Experiência, realidade que ecoa numa frase nascida da sabedoria criada nestas
terras desde os tempos antigos e assim transcrita no Popol Vuh: «a
aurora veio sobre todas as tribos reunidas. E logo a face da terra foi
purificada pelo sol» (33). A aurora veio para os povos que sucessivamente
caminharam sob as mais variadas trevas da história.
Nesta
frase, há um anseio de viver em liberdade; um anseio que tem o sabor da terra
prometida, onde a opressão, os maus-tratos e a degradação não sejam moeda
corrente. No coração do homem e na memória de muitos dos nossos povos, está
inscrito o anseio por uma terra, por um tempo em que o desprezo seja superado
pela fraternidade, a injustiça seja vencida pela solidariedade e a violência
seja cancelada pela paz.
O
nosso Pai não só compartilha este anseio, mas Ele mesmo o suscitou e suscita
dando-nos o seu Filho Jesus Cristo. N’Ele encontramos a solidariedade do Pai,
que caminha ao nosso lado. N’Ele vemos como aquela lei perfeita assume uma
carne, assume um rosto, assume a história, para acompanhar e sustentar o seu
povo; faz-se Caminho, faz-se Verdade, faz-se Vida, para que as trevas não
tenham a última palavra e a aurora não cesse de vir sobre a vida dos seus
filhos.
De
muitas maneiras e de muitas formas se procurou silenciar e cancelar este
anseio, de muitas maneiras procuraram anestesiar-nos a alma, de muitas formas
pretenderam pôr em letargo e adormecer a vida das nossas crianças e jovens com
a insinuação de que nada pode mudar ou trata-se de sonhos impossíveis. Contra
estas formas, a própria criação sabe levantar a sua voz: «Esta irmã clama
contra o mal que lhe provocamos por causa do uso irresponsável e do abuso dos
bens que Deus nela colocou. Crescemos a pensar que éramos seus proprietários e
dominadores, autorizados a saqueá-la. A violência, que está no coração humano
ferido pelo pecado, vislumbra-se nos sintomas de doença que notamos no solo, na
água, no ar e nos seres vivos. Por isso, entre os pobres mais abandonados e
maltratados, conta-se a nossa terra oprimida e devastada, que “geme e sofre as
dores do parto” (Rm 8, 22)» (Enc. Laudato si’,
2).
O
desafio ambiental que vivemos e as suas raízes humanas têm a ver com todos nós
(cf. ibid., 14)
e interpelam-nos. Não podemos permanecer indiferentes perante uma das maiores
crises ambientais da história. Nisto, vós tendes muito a ensinar-nos, a ensinar
à humanidade.
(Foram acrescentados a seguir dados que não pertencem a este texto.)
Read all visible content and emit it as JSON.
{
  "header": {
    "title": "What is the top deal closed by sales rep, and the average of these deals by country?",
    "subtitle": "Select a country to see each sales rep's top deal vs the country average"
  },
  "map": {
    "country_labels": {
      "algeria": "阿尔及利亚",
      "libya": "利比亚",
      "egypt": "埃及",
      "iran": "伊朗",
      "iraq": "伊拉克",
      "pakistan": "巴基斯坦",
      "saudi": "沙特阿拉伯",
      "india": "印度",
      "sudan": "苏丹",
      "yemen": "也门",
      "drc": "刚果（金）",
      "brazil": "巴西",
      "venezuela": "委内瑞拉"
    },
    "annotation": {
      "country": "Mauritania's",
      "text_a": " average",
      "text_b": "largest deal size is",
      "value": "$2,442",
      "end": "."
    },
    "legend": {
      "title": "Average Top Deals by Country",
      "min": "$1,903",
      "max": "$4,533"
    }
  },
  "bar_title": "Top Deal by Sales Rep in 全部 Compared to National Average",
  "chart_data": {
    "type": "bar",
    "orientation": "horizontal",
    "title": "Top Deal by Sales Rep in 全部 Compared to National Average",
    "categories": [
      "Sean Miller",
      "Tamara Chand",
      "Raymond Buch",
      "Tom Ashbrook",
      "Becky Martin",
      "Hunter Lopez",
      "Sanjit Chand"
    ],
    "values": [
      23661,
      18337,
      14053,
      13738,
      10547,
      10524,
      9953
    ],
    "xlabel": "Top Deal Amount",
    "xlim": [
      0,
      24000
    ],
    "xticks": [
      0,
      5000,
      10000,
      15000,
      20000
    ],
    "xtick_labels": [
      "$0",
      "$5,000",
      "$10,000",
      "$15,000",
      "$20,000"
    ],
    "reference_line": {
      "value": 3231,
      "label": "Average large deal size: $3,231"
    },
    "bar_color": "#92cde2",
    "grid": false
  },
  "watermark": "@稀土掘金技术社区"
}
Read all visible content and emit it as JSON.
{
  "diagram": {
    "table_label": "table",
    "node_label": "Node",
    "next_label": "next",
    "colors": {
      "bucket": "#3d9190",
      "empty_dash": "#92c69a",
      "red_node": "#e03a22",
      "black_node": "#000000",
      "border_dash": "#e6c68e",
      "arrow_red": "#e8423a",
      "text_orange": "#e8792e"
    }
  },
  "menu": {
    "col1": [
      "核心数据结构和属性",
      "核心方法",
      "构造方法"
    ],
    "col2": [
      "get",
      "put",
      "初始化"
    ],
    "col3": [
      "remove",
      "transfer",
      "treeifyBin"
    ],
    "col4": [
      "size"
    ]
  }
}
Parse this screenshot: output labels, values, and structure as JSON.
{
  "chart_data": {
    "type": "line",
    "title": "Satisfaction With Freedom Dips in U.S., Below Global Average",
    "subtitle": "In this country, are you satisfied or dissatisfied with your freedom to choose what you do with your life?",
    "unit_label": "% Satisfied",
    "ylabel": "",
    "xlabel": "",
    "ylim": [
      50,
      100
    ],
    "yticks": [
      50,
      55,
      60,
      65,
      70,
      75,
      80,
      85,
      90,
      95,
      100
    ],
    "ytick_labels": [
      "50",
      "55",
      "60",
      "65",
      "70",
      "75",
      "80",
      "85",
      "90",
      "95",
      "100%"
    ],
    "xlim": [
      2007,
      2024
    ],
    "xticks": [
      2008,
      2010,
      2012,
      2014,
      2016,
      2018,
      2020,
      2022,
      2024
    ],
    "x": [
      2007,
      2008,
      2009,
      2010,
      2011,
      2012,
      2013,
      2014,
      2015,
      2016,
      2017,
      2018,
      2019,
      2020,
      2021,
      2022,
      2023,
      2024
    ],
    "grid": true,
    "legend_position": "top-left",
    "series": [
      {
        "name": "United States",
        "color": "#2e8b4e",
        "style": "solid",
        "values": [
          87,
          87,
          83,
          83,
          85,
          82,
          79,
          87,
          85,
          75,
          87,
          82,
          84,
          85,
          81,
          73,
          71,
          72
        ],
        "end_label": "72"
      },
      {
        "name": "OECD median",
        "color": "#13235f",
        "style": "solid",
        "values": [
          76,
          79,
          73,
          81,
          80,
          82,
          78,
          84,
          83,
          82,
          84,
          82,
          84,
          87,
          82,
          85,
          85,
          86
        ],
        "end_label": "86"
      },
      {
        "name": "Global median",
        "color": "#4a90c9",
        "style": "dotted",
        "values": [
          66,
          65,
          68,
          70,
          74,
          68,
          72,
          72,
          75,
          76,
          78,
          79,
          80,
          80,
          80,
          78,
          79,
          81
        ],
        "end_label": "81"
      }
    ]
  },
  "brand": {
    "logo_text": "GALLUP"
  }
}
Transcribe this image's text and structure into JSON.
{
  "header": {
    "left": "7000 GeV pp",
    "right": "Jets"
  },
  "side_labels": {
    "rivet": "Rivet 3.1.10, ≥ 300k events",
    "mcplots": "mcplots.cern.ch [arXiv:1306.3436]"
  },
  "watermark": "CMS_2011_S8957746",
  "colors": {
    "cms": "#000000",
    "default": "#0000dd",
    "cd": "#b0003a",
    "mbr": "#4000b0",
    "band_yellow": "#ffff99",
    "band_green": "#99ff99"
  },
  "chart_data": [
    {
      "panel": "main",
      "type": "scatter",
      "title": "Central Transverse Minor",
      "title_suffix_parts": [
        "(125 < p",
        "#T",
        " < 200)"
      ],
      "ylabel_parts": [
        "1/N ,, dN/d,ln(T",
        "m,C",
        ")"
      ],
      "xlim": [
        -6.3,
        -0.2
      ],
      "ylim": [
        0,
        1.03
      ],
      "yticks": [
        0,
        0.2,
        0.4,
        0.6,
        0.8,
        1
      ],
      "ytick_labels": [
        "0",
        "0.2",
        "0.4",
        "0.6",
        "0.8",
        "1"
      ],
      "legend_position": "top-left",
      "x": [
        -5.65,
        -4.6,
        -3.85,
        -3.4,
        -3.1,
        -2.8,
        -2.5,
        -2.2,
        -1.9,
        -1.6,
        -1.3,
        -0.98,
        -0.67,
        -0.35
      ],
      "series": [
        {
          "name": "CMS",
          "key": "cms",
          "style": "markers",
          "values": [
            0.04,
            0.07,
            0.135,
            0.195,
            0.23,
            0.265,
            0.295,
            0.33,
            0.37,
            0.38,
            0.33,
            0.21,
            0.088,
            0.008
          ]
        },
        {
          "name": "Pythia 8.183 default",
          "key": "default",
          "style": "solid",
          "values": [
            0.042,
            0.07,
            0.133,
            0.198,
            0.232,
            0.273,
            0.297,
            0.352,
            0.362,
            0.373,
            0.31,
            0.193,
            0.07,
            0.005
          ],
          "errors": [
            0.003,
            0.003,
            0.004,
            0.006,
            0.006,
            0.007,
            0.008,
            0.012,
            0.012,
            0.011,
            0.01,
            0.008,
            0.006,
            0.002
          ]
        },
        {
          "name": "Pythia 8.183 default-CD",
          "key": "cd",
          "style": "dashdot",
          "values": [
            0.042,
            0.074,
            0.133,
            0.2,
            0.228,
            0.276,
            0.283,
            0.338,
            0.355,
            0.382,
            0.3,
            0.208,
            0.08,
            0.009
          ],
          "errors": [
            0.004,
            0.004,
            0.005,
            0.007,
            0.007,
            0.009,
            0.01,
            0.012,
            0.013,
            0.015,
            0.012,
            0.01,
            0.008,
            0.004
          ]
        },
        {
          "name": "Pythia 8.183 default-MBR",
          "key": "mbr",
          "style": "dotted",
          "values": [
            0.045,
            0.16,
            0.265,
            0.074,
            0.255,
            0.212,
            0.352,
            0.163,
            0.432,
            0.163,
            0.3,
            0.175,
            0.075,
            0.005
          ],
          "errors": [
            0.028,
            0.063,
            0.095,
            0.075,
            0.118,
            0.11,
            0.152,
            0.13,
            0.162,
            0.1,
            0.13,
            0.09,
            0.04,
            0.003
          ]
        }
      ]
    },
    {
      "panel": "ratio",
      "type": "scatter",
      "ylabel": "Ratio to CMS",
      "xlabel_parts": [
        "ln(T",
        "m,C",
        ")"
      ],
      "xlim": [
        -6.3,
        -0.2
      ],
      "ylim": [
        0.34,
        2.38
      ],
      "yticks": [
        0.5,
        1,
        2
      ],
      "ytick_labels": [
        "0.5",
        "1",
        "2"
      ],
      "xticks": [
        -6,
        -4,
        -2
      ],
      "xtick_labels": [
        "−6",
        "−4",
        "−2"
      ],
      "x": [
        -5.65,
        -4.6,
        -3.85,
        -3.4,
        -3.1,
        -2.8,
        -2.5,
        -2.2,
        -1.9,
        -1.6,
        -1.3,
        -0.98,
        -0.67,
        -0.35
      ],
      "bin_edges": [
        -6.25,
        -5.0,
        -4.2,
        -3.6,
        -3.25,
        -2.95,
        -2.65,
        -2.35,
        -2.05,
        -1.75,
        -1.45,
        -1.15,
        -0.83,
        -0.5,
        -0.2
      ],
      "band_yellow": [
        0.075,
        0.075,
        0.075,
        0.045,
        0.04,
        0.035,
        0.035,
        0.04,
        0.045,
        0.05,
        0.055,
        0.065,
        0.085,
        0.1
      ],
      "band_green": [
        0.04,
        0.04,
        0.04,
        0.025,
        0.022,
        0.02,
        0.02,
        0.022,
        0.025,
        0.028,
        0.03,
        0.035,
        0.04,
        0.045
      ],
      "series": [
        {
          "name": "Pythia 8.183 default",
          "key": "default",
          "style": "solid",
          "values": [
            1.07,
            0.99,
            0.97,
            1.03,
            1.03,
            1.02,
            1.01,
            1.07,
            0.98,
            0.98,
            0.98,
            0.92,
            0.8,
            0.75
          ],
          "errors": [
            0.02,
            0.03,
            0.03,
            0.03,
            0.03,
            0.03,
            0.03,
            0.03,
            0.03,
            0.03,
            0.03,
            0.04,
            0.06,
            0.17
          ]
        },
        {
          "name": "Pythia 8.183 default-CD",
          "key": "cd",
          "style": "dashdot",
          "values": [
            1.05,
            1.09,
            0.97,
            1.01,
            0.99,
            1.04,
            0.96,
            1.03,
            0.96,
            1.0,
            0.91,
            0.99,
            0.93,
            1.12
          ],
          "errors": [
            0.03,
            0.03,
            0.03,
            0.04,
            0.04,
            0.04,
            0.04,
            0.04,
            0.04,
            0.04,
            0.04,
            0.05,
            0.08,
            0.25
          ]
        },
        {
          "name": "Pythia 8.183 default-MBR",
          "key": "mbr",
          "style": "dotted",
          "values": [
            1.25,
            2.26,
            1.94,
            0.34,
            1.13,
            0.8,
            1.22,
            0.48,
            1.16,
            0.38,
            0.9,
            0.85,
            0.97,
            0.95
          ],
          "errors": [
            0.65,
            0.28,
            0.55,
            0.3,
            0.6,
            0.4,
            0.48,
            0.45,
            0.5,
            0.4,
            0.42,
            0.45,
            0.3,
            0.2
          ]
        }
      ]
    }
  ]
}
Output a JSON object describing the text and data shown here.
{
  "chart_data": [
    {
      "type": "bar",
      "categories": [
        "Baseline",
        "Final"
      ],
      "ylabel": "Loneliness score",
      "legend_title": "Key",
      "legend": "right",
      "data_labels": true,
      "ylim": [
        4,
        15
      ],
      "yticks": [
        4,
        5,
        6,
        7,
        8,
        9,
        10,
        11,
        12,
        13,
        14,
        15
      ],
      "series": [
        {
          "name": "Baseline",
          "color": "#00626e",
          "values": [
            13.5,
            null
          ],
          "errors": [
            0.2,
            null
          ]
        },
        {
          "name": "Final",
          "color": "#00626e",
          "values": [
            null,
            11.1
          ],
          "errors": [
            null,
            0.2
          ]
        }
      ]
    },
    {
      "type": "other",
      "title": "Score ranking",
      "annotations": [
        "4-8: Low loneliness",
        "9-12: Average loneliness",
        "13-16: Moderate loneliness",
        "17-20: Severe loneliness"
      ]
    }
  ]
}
Os vossos povos, como reconheceram os bispos da América Latina,
sabem relacionar-se harmoniosamente com a natureza, que respeitam como «fonte
de alimento, casa comum e altar do compartilhar humano» (Documento de
Aparecida, 472).
No
entanto, muitas vezes, de forma sistemática e estrutural, os vossos povos
acabaram incompreendidos e excluídos da sociedade. Alguns consideram inferiores
os vossos valores, a vossa cultura e as vossas tradições. Outros, fascinados
pelo poder, o dinheiro e as leis do mercado, espoliaram-vos das vossas terras
ou realizaram empreendimentos que as contaminaram. Que tristeza! Como nos seria
útil a todos fazer um exame de consciência e aprender a pedir perdão! Perdão,
irmãos!
O
mundo de hoje, espoliado pela cultura do descarte, necessita de vós. Os jovens
de hoje, expostos a uma cultura que tenta suprimir todas as riquezas e
características culturais tendo em vista um mundo homogéneo, estes jovens
precisam que não se perca a sabedoria dos vossos anciãos. O mundo de hoje,
prisioneiro do pragmatismo, tem necessidade de voltar a aprender o valor da
gratuidade.
Estamos
a celebrar a certeza de que «o Criador não nos abandona, nunca recua no
seu projecto de amor, nem Se arrepende de nos ter criado» (Enc. Laudato si’,
13). Celebramos que Jesus Cristo continua a morrer e ressuscitar em
cada gesto que temos para com o menor de nossos irmãos. Animemo-nos a continuar
a ser testemunhas da sua Paixão, da sua Ressurreição, encarnando «li smantal
Kajvaltike toj lek – a lei do Senhor é perfeita, reconforta a alma».